About a week ago my manager had the lovely surprise for me that I was responsible for the movement of a linux server which was used by nagios for monitoring part of our customers environment. I only knew nagios by name then.
My problem at the moment is this. I installed the NRPE on the new server and have moved one host to be monitored through the new server. The first host I moved did not use the NRPE btw, it used ssh to run a script on the host which did some checks on logfiles. There was a problem with the ssh command though. The new server still head a big welcome message which was also displayed in the return text for nagios. Nagios couldn’t handle this and gave the service_check the status unknown. I have removed the header and now the message is oke, but nagios still didn’t recognize the message. Now after 24 hours it does see the message and start to send emails.
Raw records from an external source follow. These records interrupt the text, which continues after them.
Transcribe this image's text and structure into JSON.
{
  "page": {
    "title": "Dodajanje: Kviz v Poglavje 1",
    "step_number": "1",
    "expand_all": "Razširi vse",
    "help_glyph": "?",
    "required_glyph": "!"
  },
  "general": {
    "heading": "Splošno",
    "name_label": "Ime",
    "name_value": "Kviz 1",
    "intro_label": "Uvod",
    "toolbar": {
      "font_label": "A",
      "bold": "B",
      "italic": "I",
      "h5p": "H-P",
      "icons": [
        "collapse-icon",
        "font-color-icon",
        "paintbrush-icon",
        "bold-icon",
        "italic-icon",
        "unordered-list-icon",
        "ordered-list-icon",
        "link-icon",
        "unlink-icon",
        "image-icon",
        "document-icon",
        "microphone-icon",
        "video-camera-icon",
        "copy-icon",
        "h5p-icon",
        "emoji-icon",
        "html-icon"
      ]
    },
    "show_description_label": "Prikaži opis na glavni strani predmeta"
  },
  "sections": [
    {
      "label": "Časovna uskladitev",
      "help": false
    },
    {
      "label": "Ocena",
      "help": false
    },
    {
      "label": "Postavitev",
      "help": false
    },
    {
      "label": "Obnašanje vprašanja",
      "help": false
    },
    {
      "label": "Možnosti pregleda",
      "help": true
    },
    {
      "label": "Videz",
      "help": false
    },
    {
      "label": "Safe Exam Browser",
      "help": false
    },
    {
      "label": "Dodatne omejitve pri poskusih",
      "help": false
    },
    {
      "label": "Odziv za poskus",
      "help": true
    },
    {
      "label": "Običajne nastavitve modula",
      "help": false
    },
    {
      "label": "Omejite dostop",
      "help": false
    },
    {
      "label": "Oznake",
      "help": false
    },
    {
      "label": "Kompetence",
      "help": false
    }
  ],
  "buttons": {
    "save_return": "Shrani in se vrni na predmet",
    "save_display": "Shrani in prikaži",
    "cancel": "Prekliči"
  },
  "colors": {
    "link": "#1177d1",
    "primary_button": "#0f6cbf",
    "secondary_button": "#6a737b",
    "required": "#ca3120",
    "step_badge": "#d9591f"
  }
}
So to me it seems that there is some internal queueing going on and it is still reading old events instead of the current one. Can I somehow clear this Queue. Tried a restart of nagios, but that didn’t help. This is happening only for the one host, all other hosts have no problems.
Nagios is displaying events but 24 hours to late. Looks like an internal queueing problem but I can’t find a way to clear the Queue. Restart of Nagios didn’t help. Is there anyway to clear the Queue so it actually starts to show the actual state of affairs? This problem only takes place for 1 host, the rest works fine.
Nagios 1.2 (I know it’s old, but upgrading is not a solution.)